- Jagannathpur Location in Uttar Pradesh, India
- Coordinates: 27°01′38″N 78°50′54″E﻿ / ﻿27.02725°N 78.8483°E
- Country: India
- State: Uttar Pradesh
- District: Mainpuri
- Tehsil: Karhal

Area
- • Total: 3.824 km^{2} (1.476 sq mi)

Population (2011)
- • Total: 1,266
- • Density: 331.1/km^{2} (857.5/sq mi)
- Time zone: UTC+5:30 (IST)

= Jagannathpur, Mainpuri =

Village in Uttar Pradesh, India

Jagannathpur is a village in Barnahal block of Mainpuri district, Uttar Pradesh. As of 2011, it has a population of 1,266, in 210 households.

== Demographics ==
As of 2011, Jagannathpur had a population of 1,266, in 210 households. This population was 53.6% male (679) and 46.4% female (587). The 0-6 age group numbered 185 (99 male and 86 female), or 14.6% of the total population. 103 residents were members of Scheduled Castes, or 8.1% of the total.
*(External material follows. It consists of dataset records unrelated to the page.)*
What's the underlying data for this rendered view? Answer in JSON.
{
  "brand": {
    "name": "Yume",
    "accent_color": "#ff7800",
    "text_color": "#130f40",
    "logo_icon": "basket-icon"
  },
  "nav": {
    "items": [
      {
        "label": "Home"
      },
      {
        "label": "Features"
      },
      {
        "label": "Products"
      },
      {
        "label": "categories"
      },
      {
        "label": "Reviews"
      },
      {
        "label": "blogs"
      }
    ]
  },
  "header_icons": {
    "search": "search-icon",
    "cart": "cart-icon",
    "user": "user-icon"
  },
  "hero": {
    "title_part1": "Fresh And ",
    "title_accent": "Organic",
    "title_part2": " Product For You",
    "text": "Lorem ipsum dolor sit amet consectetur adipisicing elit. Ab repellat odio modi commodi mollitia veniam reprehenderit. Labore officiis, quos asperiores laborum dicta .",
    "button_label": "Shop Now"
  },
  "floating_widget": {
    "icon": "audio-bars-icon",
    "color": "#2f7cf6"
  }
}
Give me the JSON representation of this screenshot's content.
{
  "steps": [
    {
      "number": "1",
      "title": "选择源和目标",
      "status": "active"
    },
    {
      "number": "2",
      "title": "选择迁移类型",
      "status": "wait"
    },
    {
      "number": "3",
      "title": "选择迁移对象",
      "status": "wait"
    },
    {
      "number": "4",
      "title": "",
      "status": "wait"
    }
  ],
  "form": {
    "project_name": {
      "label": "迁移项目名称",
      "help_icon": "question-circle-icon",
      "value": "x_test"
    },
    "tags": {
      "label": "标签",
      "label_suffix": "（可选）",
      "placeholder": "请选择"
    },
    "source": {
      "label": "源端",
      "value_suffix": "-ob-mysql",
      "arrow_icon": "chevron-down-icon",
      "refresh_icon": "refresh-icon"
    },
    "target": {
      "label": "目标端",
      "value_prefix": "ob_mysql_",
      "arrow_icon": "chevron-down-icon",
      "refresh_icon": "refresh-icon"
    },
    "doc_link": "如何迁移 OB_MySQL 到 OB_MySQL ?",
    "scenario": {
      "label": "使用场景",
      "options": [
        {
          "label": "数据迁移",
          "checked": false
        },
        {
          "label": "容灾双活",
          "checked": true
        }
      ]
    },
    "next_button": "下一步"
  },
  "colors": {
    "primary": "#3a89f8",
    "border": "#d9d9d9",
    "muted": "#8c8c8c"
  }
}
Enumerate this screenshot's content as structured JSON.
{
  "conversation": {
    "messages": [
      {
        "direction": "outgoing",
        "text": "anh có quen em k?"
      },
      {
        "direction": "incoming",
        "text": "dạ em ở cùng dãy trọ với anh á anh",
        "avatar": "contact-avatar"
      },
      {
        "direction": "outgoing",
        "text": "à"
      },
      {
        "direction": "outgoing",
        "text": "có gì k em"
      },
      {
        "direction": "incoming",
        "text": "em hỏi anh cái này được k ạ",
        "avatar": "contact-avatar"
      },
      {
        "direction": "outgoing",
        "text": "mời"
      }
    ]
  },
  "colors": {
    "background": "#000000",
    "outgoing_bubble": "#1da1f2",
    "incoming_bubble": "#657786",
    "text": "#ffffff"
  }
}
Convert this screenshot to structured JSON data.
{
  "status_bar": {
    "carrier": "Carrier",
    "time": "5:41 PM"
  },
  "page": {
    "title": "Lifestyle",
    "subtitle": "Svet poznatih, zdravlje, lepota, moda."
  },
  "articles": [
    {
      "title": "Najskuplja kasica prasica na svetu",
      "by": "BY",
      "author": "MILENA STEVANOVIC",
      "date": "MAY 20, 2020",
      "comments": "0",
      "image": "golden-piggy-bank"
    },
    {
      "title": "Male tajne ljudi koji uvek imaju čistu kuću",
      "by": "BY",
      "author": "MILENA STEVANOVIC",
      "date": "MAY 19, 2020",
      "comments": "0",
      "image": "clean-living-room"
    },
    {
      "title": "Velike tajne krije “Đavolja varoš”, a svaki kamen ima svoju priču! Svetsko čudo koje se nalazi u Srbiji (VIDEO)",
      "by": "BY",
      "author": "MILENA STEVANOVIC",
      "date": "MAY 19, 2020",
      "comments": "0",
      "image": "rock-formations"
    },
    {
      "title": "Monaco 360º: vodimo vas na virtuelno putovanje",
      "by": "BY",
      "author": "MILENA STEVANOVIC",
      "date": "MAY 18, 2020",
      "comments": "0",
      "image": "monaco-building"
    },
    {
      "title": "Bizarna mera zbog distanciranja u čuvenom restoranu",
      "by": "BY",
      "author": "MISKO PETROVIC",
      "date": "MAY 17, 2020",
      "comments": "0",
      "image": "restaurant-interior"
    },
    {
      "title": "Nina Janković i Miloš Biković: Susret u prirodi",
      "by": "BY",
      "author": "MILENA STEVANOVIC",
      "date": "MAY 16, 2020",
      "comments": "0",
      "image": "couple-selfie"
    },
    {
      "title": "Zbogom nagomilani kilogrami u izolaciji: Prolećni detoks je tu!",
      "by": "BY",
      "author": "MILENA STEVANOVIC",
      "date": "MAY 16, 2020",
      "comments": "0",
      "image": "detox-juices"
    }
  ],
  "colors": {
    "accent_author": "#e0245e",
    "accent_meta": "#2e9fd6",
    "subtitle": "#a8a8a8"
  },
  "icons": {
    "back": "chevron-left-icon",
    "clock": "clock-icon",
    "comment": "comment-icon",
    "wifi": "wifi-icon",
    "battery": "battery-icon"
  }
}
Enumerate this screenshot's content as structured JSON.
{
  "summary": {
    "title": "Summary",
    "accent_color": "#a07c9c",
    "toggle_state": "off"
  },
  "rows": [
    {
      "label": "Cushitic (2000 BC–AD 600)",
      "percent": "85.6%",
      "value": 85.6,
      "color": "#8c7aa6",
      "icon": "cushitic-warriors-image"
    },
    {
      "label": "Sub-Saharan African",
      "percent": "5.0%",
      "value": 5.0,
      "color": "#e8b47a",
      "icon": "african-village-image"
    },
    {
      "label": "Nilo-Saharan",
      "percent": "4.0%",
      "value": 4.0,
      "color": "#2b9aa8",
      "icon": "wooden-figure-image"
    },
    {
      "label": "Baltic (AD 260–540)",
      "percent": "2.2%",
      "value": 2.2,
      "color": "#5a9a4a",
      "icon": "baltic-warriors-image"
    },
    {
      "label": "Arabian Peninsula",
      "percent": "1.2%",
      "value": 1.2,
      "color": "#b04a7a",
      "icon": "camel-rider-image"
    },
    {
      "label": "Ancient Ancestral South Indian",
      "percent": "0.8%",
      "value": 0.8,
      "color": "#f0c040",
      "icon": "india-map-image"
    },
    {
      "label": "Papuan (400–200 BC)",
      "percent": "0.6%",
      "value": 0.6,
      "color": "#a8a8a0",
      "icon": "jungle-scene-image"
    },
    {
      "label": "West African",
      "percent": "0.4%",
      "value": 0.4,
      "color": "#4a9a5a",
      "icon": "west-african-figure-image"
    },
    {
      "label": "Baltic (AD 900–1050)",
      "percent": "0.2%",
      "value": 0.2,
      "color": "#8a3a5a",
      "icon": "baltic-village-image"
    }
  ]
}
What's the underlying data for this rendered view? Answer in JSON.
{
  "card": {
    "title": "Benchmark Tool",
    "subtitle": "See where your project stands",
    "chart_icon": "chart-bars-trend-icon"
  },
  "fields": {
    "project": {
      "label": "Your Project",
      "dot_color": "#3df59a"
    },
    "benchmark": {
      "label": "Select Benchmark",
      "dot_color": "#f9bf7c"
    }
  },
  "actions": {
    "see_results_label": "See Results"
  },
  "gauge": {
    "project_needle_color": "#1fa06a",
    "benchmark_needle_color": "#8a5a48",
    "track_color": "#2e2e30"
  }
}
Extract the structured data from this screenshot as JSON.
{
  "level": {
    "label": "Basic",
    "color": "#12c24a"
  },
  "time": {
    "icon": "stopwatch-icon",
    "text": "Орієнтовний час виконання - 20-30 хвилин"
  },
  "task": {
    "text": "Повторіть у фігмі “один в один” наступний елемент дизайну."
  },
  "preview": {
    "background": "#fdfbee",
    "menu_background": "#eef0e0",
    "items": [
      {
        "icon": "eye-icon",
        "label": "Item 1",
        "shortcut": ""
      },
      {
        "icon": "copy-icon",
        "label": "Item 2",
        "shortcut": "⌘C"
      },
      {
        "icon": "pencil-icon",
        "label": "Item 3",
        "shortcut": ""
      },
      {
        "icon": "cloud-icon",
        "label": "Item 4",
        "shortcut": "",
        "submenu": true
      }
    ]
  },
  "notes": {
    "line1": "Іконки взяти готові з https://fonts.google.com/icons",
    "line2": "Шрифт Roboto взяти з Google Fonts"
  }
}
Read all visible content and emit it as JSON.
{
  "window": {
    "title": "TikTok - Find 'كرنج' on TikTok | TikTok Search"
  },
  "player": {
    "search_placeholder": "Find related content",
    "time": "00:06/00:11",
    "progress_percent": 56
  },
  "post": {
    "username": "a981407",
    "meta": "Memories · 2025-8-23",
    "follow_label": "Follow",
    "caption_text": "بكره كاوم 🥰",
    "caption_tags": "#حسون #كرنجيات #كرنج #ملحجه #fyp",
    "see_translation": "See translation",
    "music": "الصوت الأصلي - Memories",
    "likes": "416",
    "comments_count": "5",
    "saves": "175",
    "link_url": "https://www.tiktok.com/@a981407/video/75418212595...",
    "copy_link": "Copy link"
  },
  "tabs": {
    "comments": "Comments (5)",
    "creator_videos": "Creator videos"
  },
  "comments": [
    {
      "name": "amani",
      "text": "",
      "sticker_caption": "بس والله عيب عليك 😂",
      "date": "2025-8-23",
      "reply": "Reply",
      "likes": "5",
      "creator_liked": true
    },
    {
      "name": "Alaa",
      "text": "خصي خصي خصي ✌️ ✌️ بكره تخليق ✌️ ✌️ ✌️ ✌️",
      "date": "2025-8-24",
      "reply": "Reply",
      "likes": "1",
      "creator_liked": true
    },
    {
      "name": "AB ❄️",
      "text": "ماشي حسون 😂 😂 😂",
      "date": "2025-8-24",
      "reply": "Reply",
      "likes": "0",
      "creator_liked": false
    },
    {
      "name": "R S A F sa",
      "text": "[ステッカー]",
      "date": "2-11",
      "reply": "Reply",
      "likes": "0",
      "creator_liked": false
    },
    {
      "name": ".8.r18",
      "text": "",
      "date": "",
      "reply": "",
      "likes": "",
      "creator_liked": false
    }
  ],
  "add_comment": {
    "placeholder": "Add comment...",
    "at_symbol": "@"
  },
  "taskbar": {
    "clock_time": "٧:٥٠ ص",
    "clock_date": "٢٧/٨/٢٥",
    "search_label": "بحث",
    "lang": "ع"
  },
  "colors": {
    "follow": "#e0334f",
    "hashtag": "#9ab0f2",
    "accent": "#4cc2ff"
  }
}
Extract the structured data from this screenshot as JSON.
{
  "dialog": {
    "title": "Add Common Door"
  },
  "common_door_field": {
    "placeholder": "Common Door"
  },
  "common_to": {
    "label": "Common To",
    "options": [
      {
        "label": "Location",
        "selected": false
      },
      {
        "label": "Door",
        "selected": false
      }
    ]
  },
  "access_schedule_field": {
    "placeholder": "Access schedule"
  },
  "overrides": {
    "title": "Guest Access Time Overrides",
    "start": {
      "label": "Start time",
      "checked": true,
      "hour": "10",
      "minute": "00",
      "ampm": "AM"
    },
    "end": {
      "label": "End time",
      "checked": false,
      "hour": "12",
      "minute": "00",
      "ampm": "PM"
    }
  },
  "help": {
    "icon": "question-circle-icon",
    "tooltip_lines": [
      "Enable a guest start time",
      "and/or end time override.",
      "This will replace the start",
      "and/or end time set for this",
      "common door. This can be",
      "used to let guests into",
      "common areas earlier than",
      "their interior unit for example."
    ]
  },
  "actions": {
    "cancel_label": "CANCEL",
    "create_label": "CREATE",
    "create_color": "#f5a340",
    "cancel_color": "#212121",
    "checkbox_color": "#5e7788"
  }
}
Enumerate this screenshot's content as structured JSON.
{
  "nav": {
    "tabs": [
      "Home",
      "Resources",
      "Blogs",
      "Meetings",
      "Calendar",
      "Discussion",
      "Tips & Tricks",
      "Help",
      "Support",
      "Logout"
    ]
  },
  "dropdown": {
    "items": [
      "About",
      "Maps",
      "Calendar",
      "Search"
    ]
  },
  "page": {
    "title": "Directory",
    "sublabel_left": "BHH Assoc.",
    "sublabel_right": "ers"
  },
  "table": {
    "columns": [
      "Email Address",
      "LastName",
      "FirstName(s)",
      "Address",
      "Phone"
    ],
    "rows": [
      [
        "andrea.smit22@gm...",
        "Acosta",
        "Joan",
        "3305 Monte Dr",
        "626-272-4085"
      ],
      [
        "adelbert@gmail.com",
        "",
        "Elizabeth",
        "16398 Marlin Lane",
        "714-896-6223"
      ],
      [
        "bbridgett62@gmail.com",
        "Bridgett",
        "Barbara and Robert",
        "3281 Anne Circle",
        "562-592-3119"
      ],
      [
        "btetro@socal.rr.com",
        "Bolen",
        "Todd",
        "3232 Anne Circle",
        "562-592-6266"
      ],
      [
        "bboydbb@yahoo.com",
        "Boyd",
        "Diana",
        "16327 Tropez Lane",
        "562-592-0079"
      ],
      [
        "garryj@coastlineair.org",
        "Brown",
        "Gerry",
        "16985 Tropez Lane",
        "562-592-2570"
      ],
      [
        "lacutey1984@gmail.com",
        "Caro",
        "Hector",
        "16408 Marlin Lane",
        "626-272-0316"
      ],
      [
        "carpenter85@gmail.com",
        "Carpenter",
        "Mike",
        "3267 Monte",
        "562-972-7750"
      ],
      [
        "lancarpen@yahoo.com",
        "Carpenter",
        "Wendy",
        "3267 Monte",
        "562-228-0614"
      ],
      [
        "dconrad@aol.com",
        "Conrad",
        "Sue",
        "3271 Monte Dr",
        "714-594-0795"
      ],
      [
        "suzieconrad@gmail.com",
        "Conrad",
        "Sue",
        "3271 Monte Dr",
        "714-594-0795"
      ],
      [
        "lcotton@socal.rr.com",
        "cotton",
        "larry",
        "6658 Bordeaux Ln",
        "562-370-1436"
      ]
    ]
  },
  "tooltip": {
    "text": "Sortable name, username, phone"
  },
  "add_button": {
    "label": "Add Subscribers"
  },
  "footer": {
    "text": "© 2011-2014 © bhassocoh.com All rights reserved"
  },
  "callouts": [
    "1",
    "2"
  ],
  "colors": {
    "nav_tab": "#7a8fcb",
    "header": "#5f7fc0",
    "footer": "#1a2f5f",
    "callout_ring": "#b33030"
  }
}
The 1961 census recorded Jagannathpur as comprising 6 hamlets, with a total population of 452 people (241 male and 211 female), in 81 households and 65 physical houses. The area of the village was given as 945 acres.

== Infrastructure ==
As of 2011, Jagannathpur had 2 primary schools; it did not have any kind of healthcare facility. Drinking water was provided entirely by hand pump; there were no public toilets. The village had a post office and public library, as well as at least some access to electricity for all purposes.